Rent to SA (R2SA) is a property strategy where you lease a property from a landlord on a guaranteed-rent agreement, furnish it, and sublet it on short-term let platforms such as Airbnb or Booking.com at a higher nightly rate. You keep the difference between what guests pay and what you pay the landlord, minus all operating costs.
Unlike buy-to-let, you do not need to purchase the property or obtain a mortgage. Your upfront capital covers setup costs: deposit or bond, first month's rent, furniture and staging, and any sourcing or legal fees. For a typical one or two-bed, this runs to £4,000-8,000.
The profit potential is real. A well-run deal in a location with genuine short-let demand can produce £400-700 per month net cashflow. The problem is not the strategy. It is the assumptions investors use when evaluating deals.
Here is a realistic two-bed in a UK city, run through two occupancy assumptions.
The deal:
Monthly rent to landlord: £900
Average nightly rate: £130
Fixed costs (council tax, utilities, broadband, insurance): £425/month
Cleaning and linen: £400/month
Airbnb platform fee: 15% of gross revenue
Setup capital: £900 deposit + £900 first month + £3,500 furniture + £500 sourcing = £5,800
Scenario A: Optimistic (80% occupancy)
Gross revenue: £130 x 24.3 days = £3,159/month Platform fee: £3,159 x 15% = £474 Total expenses: £900 + £425 + £400 + £474 = £2,199 Net monthly cashflow: £960 Annual profit: £11,520 ROI: 199%
Scenario B: Realistic (65% occupancy)
Gross revenue: £130 x 19.8 days = £2,569/month Platform fee: £2,569 x 15% = £385 Total expenses: £900 + £425 + £400 + £385 = £2,110 Net monthly cashflow: £459 Annual profit: £5,508 ROI: 95%
Same property. Same landlord. Same nightly rate. The difference is 15 percentage points of occupancy, and it separates a strong deal from one that barely recovers its setup costs in a year.
Scenario A is the number that gets shown in R2SA training courses. Scenario B is closer to what you should use to decide whether to sign.
R2SA has two non-negotiable legal requirements that new operators sometimes overlook.
Landlord permission. A standard Assured Shorthold Tenancy does not permit subletting as serviced accommodation. You need explicit written permission from the landlord in your agreement. The landlord also needs to verify that their own mortgage terms and building lease allow short-term subletting. Leaseholders in blocks of flats often face additional head lease restrictions. Confirm all three before signing anything.

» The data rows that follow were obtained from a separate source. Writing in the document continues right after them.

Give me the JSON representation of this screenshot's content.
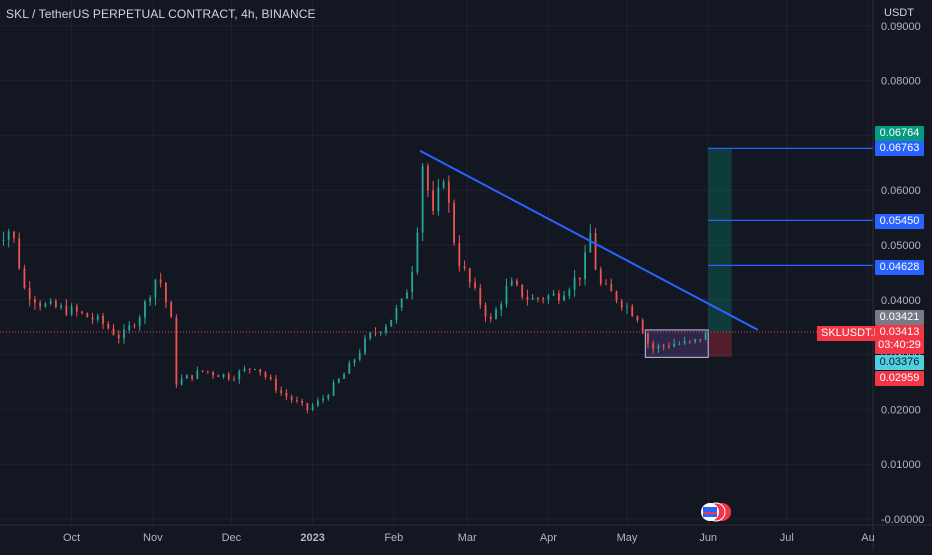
{
  "header": {
    "title": "SKL / TetherUS PERPETUAL CONTRACT, 4h, BINANCE",
    "currency": "USDT"
  },
  "colors": {
    "background": "#131722",
    "up": "#26a69a",
    "down": "#ef5350",
    "trendline": "#2962ff",
    "grid": "#1e222d",
    "text": "#d1d4dc"
  },
  "chart_data": {
    "type": "candlestick",
    "ylim": [
      -0.001,
      0.092
    ],
    "y_ticks": [
      "0.09000",
      "0.08000",
      "0.07000",
      "0.06000",
      "0.05000",
      "0.04000",
      "0.03000",
      "0.02000",
      "0.01000",
      "-0.00000"
    ],
    "y_tick_values": [
      0.09,
      0.08,
      0.07,
      0.06,
      0.05,
      0.04,
      0.03,
      0.02,
      0.01,
      0.0
    ],
    "x_ticks": [
      "Oct",
      "Nov",
      "Dec",
      "2023",
      "Feb",
      "Mar",
      "Apr",
      "May",
      "Jun",
      "Jul",
      "Au"
    ],
    "x_tick_dates": [
      "2022-10-01",
      "2022-11-01",
      "2022-12-01",
      "2023-01-01",
      "2023-02-01",
      "2023-03-01",
      "2023-04-01",
      "2023-05-01",
      "2023-06-01",
      "2023-07-01",
      "2023-08-01"
    ],
    "x_range": [
      "2022-09-01",
      "2023-08-01"
    ],
    "price_path": [
      {
        "date": "2022-09-01",
        "price": 0.051
      },
      {
        "date": "2022-09-08",
        "price": 0.053
      },
      {
        "date": "2022-09-13",
        "price": 0.042
      },
      {
        "date": "2022-09-20",
        "price": 0.039
      },
      {
        "date": "2022-10-01",
        "price": 0.038
      },
      {
        "date": "2022-10-12",
        "price": 0.036
      },
      {
        "date": "2022-10-20",
        "price": 0.033
      },
      {
        "date": "2022-10-28",
        "price": 0.038
      },
      {
        "date": "2022-11-03",
        "price": 0.045
      },
      {
        "date": "2022-11-08",
        "price": 0.036
      },
      {
        "date": "2022-11-10",
        "price": 0.025
      },
      {
        "date": "2022-11-20",
        "price": 0.027
      },
      {
        "date": "2022-12-01",
        "price": 0.026
      },
      {
        "date": "2022-12-10",
        "price": 0.028
      },
      {
        "date": "2022-12-20",
        "price": 0.023
      },
      {
        "date": "2022-12-30",
        "price": 0.02
      },
      {
        "date": "2023-01-05",
        "price": 0.022
      },
      {
        "date": "2023-01-14",
        "price": 0.027
      },
      {
        "date": "2023-01-22",
        "price": 0.033
      },
      {
        "date": "2023-01-30",
        "price": 0.036
      },
      {
        "date": "2023-02-05",
        "price": 0.04
      },
      {
        "date": "2023-02-09",
        "price": 0.048
      },
      {
        "date": "2023-02-12",
        "price": 0.065
      },
      {
        "date": "2023-02-16",
        "price": 0.055
      },
      {
        "date": "2023-02-20",
        "price": 0.063
      },
      {
        "date": "2023-02-25",
        "price": 0.048
      },
      {
        "date": "2023-03-03",
        "price": 0.042
      },
      {
        "date": "2023-03-10",
        "price": 0.036
      },
      {
        "date": "2023-03-17",
        "price": 0.043
      },
      {
        "date": "2023-03-25",
        "price": 0.04
      },
      {
        "date": "2023-04-05",
        "price": 0.041
      },
      {
        "date": "2023-04-14",
        "price": 0.045
      },
      {
        "date": "2023-04-17",
        "price": 0.052
      },
      {
        "date": "2023-04-20",
        "price": 0.043
      },
      {
        "date": "2023-04-28",
        "price": 0.04
      },
      {
        "date": "2023-05-05",
        "price": 0.037
      },
      {
        "date": "2023-05-10",
        "price": 0.031
      },
      {
        "date": "2023-05-18",
        "price": 0.032
      },
      {
        "date": "2023-05-26",
        "price": 0.032
      },
      {
        "date": "2023-06-01",
        "price": 0.0341
      }
    ],
    "trendline": {
      "start": {
        "date": "2023-02-11",
        "price": 0.0672
      },
      "end": {
        "date": "2023-06-20",
        "price": 0.0345
      }
    },
    "price_lines": [
      {
        "value": 0.06763,
        "label": "0.06763",
        "start": "2023-06-01"
      },
      {
        "value": 0.0545,
        "label": "0.05450",
        "start": "2023-06-01"
      },
      {
        "value": 0.04628,
        "label": "0.04628",
        "start": "2023-06-01"
      }
    ],
    "consolidation_box": {
      "start": "2023-05-08",
      "end": "2023-06-01",
      "top": 0.0345,
      "bottom": 0.0295
    },
    "long_position": {
      "start": "2023-06-01",
      "end": "2023-06-10",
      "target": 0.06764,
      "entry": 0.03413,
      "stop": 0.02959
    },
    "current_price_line": 0.03413,
    "labels": {
      "target_price": "0.06764",
      "level_1": "0.06763",
      "level_2": "0.05450",
      "level_3": "0.04628",
      "last_high": "0.03421",
      "symbol": "SKLUSDT.P",
      "price": "0.03413",
      "countdown": "03:40:29",
      "last_low": "0.03376",
      "stop_price": "0.02959"
    }
  }
}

Specialist insurance. Standard BTL and HMO insurance does not cover short-term let operations. You need SA-specific landlord insurance that covers guest liability, property damage, and loss of income. Operating without the correct insurance cover leaves you exposed to claims that a standard policy will not pay out on.
Both requirements are straightforward to fulfil when you build them into your setup process. They become expensive problems when operators skip them.
Check Airbnb comps before assuming a nightly rate. Search your target location on Airbnb filtered by property type and bedrooms, set to available dates in your target month. Use the median listed rate, not the top end of the range.
Model at 65% occupancy. Run your full cost model at 65% occupancy first. If the cashflow is still positive and ROI is acceptable, raise it to 70% to see the upside. Never start with best-case occupancy.
Cost every variable line. Include platform fee, cleaning per month, consumables estimate, and management fee if you plan to use an operator. Missing any one of these from your model produces an overstated cashflow figure.
Total your setup capital accurately. Deposit plus first month's rent plus actual furniture costs plus all fees. Use the real furniture budget, not a wish-list number.
Confirm the legal position before you proceed. Landlord permission in writing, mortgage terms checked, building lease reviewed, correct insurance sourced. These are not optional steps to complete after signing.
Use the Rent to SA Calculator to run all five scenarios before you commit to a deal.
Occupancy benchmarks and cashflow ranges in this article are based on publicly listed R2SA deals and market data current as of May 2026. Always verify figures with local market research before committing to a deal.